Le record de la dette publique n'est pas un accident, mais le résultat de décennies de dépenses sans cap. Alors que les politiciens privilégient les sauvetages et la propagande, les investissements durables dans la santé et l'éducation passent au second plan. Aujourd'hui, la solution qu'ils proposent est de réduire les services ou d'augmenter les impôts pour ceux qui ont le moins. Une hypocrisie qui exige des audits et une loi de responsabilité fiscale qui place chaque euro là où il est vraiment nécessaire.
Audit numérique : la technologie pour tracer les dépenses publiques 🔍
La solution passe par la mise en place de plateformes open source qui surveillent chaque poste en temps réel. Des systèmes comme la blockchain permettraient d'auditer le flux des fonds, du budget initial à son exécution finale. Avec l'intelligence artificielle pour détecter les schémas de gaspillage, on pourrait éliminer les subventions inefficaces et les contrats gonflés.
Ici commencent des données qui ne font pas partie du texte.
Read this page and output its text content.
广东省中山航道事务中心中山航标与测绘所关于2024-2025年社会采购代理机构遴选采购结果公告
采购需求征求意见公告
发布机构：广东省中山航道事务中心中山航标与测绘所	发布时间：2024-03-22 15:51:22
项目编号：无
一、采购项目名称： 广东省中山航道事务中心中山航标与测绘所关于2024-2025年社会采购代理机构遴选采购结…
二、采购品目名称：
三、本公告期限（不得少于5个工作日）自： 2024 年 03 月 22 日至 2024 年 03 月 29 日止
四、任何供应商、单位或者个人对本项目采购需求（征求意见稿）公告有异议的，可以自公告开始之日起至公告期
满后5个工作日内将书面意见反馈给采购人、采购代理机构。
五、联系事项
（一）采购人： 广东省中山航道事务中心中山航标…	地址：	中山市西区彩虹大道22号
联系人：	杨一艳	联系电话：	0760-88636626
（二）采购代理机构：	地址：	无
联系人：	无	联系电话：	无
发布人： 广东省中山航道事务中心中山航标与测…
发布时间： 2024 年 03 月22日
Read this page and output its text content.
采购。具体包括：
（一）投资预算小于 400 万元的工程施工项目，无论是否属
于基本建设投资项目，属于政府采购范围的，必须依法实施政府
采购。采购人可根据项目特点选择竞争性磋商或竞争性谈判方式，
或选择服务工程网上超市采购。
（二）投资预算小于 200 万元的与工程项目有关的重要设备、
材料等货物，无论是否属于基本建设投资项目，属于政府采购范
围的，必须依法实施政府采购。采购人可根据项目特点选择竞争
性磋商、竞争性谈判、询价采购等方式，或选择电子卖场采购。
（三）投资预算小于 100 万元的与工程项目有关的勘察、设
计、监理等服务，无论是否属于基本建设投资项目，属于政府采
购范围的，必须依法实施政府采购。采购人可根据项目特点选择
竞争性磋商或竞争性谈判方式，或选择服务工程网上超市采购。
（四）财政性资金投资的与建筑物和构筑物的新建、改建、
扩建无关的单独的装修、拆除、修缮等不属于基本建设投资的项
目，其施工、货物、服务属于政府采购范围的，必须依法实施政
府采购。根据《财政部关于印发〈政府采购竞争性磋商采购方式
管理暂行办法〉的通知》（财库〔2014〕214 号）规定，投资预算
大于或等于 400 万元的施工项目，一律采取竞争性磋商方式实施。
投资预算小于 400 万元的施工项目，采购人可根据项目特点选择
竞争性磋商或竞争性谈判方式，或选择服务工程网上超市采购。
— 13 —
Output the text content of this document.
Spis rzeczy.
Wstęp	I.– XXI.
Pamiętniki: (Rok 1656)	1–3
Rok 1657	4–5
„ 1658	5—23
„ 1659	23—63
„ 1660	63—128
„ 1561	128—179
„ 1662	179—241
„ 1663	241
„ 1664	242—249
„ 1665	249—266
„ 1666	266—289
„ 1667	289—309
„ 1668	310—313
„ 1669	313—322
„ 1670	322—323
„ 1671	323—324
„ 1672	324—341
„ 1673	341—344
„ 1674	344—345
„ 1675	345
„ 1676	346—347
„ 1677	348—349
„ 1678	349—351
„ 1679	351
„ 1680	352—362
L'objectif est clair : forcer chaque administration à justifier chaque dépense et garantir que les ressources aillent à la santé et à l'éducation, et non aux salaires excessifs ou aux campagnes.
L'audit qui n'arrive jamais : la poudre aux yeux 😏
Ce qui est curieux, c'est que personne n'ose auditer les dépenses. Serait-ce parce qu'on découvrirait que l'argent destiné aux hôpitaux est parti dans une étude sur la mobilité des fourmis au Congrès ? Ou que le budget de l'éducation a fini par financer un drone pour filmer des meetings ? Mais rassurez-vous, la solution magique sera sûrement une nouvelle taxe sur la respiration. Pendant ce temps, ceux qui ont le moins serrent la ceinture. Ironies de la gestion publique.